Correre per somigliare alle talpe in primavera: per salire verso l’alto, per uscire dalla mediocrità del quotidiano, per affinare un sogno fino a farlo diventare splendida realtà. Correre non è solo una vana ricerca di prestazioni, un corteggiamento truccato ad una mèta ostile, un tentativo di mostrarsi infallibili: potrebbe essere semplicemente un modo per dimostrare a se stessi d’esserci, d’esistere, d’accendersi per un brivido. Correre per me non è mai stato vincere, ma scoprire la bellezza di ciò che incontro nel mio percorso. La maratona è il pretesto, la carota, la giustificazione: a me interessa ciò che scopro e faccio scoprire lungo il cammino.
Correre è la forma infinita dell’esistenza: vivere, amare, combattere, pensare, rischiare, migliorare, innamorare, sudare, far appassionare, faticare, sognare. Una lunghissima serie di verbi coniugati all’infinito: il tempo che allunga le azioni e le mette a confronto con l’Eterno.
La mia vera mèta.
Correre una maratona è questo. Ma è infinitamente di più. Perché lei è una dama smaliziata: avanza perché tu t’avvicini, ma nel mentre t’addentri verso di lei, s’inabissa nell’oscuro e scompare. Per poi riapparire altrove e rimettersi a danzare, fluttuare, stregare. E tu divori chilometri per inseguirla, mangi la polvere del sentiero, ne bestemmi la sua bellezza, cerchi di spostare il sogno. Ma non ci riesci perché lei è bella, troppo bella: è quasi la vita stessa. E allora lei diventa il troppo che incoraggia e scoraggia: troppo caldo, troppo freddo, troppa neve, troppo vento. Troppo sonno per partire. No: non c’è armistizio in quest’eccitazione perché lei fa quello che vuole, perché chi nasce bello può tutto. Prendere o lasciare. Ti prende e ti sposta, ti trapianta altrove, ti spinge se ti fermi, ti massacra se le corri incontro, ti strega se la maledici. E’ una tempesta, un fulmine, una freccia di Cupido. E’ una spada di Damocle e tu cerchi riparo: sotto un albero, al limite di un pagliaio, sotto una tettoia. E se il fisico è pesante vomiti perché sei un proletario di fronte a lei: vomiti e sporchi la polvere, ti guardano tutti, il fisico chiede la resa, il Calvario in confronto era un giardino. Lei ti succhia, ti violenta, ti massacra, ti toglie la voglia e se ne infischia se sei ridotto ad uno straccio. Dici “basta, mi arrendo”.

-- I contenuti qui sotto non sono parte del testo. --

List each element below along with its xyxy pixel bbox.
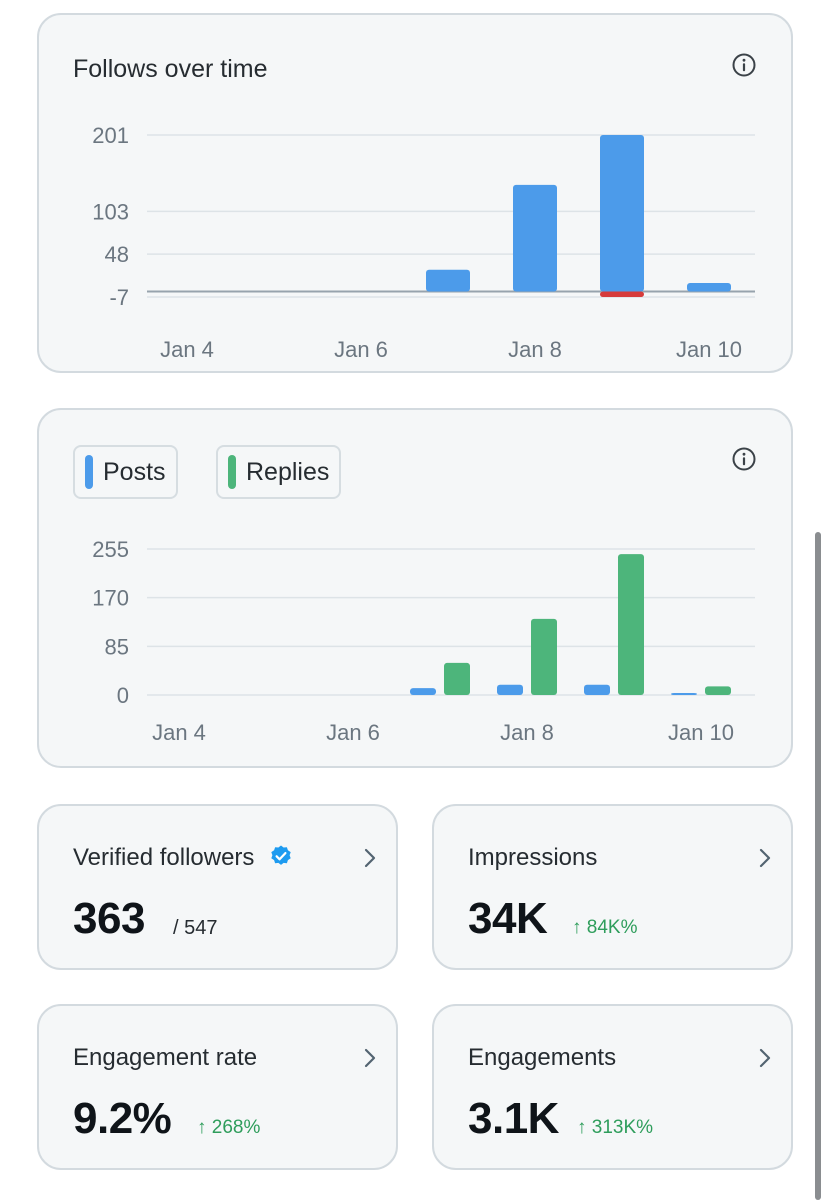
x-tick-label: Jan 4 xyxy=(152,720,206,745)
legend-replies[interactable]: Replies xyxy=(216,445,342,499)
stat-title: Verified followers xyxy=(73,844,293,872)
follows-chart: 201 103 48 -7 Jan 4 Jan 6 Jan 8 Jan 10 xyxy=(92,123,755,362)
bar-follows xyxy=(687,282,731,292)
x-tick-label: Jan 8 xyxy=(500,720,554,745)
chevron-right-icon[interactable] xyxy=(362,846,378,870)
bar-follows xyxy=(600,135,644,292)
bar-replies xyxy=(705,686,731,695)
info-icon[interactable] xyxy=(731,446,757,472)
bar-posts xyxy=(584,684,610,695)
bar-follows xyxy=(426,269,470,292)
impressions-card[interactable]: Impressions 34K ↑ 84K% xyxy=(432,804,793,970)
scrollbar[interactable] xyxy=(815,532,821,1200)
engagement-rate-card[interactable]: Engagement rate 9.2% ↑ 268% xyxy=(37,1004,398,1170)
verified-followers-card[interactable]: Verified followers 363 / 547 xyxy=(37,804,398,970)
bar-replies xyxy=(444,662,470,695)
stat-value: 363 xyxy=(73,894,145,943)
chevron-right-icon[interactable] xyxy=(362,1046,378,1070)
verified-followers-label: Verified followers xyxy=(73,844,255,871)
posts-swatch xyxy=(85,455,93,489)
engagements-card[interactable]: Engagements 3.1K ↑ 313K% xyxy=(432,1004,793,1170)
bar-replies xyxy=(531,618,557,695)
stat-change: ↑ 268% xyxy=(197,1117,261,1138)
card-title: Follows over time xyxy=(73,55,268,83)
y-tick-label: 85 xyxy=(105,634,129,659)
stat-value: 3.1K xyxy=(468,1094,559,1143)
stat-value: 34K xyxy=(468,894,548,943)
follows-over-time-card: Follows over time 201 103 48 -7 Jan 4 Jan 6 Ja… xyxy=(37,13,793,373)
stat-title: Impressions xyxy=(468,844,598,871)
x-tick-label: Jan 4 xyxy=(160,337,214,362)
verified-badge-icon xyxy=(271,845,291,865)
y-tick-label: 170 xyxy=(92,586,129,611)
y-tick-label: 255 xyxy=(92,537,129,562)
bar-unfollows xyxy=(600,291,644,297)
stat-total: / 547 xyxy=(173,917,218,939)
x-tick-label: Jan 6 xyxy=(326,720,380,745)
info-icon[interactable] xyxy=(731,52,757,78)
x-tick-label: Jan 8 xyxy=(508,337,562,362)
x-tick-label: Jan 10 xyxy=(668,720,734,745)
y-tick-label: 0 xyxy=(117,683,129,708)
stat-change: ↑ 313K% xyxy=(577,1117,654,1138)
y-tick-label: -7 xyxy=(109,285,129,310)
bar-posts xyxy=(497,684,523,695)
bar-follows xyxy=(513,184,557,292)
stat-change: ↑ 84K% xyxy=(572,917,638,938)
y-tick-label: 103 xyxy=(92,199,129,224)
x-tick-label: Jan 10 xyxy=(676,337,742,362)
y-tick-label: 201 xyxy=(92,123,129,148)
y-tick-label: 48 xyxy=(105,242,129,267)
stat-value: 9.2% xyxy=(73,1094,172,1143)
x-tick-label: Jan 6 xyxy=(334,337,388,362)
activity-chart: 255 170 85 0 Jan 4 Jan 6 Jan 8 Jan 10 xyxy=(92,537,755,745)
bar-posts xyxy=(671,693,697,695)
chevron-right-icon[interactable] xyxy=(757,846,773,870)
legend-replies-label: Replies xyxy=(246,457,330,486)
legend-posts[interactable]: Posts xyxy=(73,445,178,499)
stat-title: Engagements xyxy=(468,1044,617,1071)
bar-replies xyxy=(618,554,644,695)
stat-title: Engagement rate xyxy=(73,1044,258,1071)
bar-posts xyxy=(410,688,436,695)
posts-replies-card: Posts Replies 255 170 85 0 Jan 4 Jan 6 Jan 8 Ja… xyxy=(37,408,793,768)
chevron-right-icon[interactable] xyxy=(757,1046,773,1070)
replies-swatch xyxy=(228,455,236,489)
legend-posts-label: Posts xyxy=(103,457,166,486)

E lei ritorna: bella, spietata, malefica. D’una bellezza saporita.
E tutto è rimandato.
Riparte l’intrigo. Una, due, tre. Infinite volte.
Manca poco alla partenza per la Grande Mela. Avverto l’entusiasmo di molta gente, forse troppa: di quelli che c’hanno creduto da subito come il mio Peppone. Di chi, manovale per scelta e passione, s’è rimboccato le maniche e ha messo le ali sulle nostre spalle. Ma anche di quelli che si sono aggregati strada facendo perché incuriositi da una fede in cammino. Creativa e speriamo credibile.
In questi giorni c’è un po’ di agitazione perché tutto sembra essere troppo bello.
Bella la corsa, bello il sudore sulla fronte, belli i muscoli affinati da ormai mille chilometri di combattimento. Ma bella sopratutto l’altra faccia della maratona. Quella che sta nascendo nelle carte, la creazione di personaggi ai quali mi sono affezionato, la frequentazione in loro compagnia di notte a immaginarli e di giorno a dare loro forma, energia e vita. Un viaggio di scoperta del mondo nascosto della maratona, scritto e vissuto in tempo reale da chi corre scrivendo. O da chi scrive correndo.
Una grande fortuna poter fare il lavoro che sognavi da bambino. Un lavoro che supera la dimensione dei sogni. Un lavoro colorato.
Una fortuna che non ho mai fatto nulla per tenermela in tasca.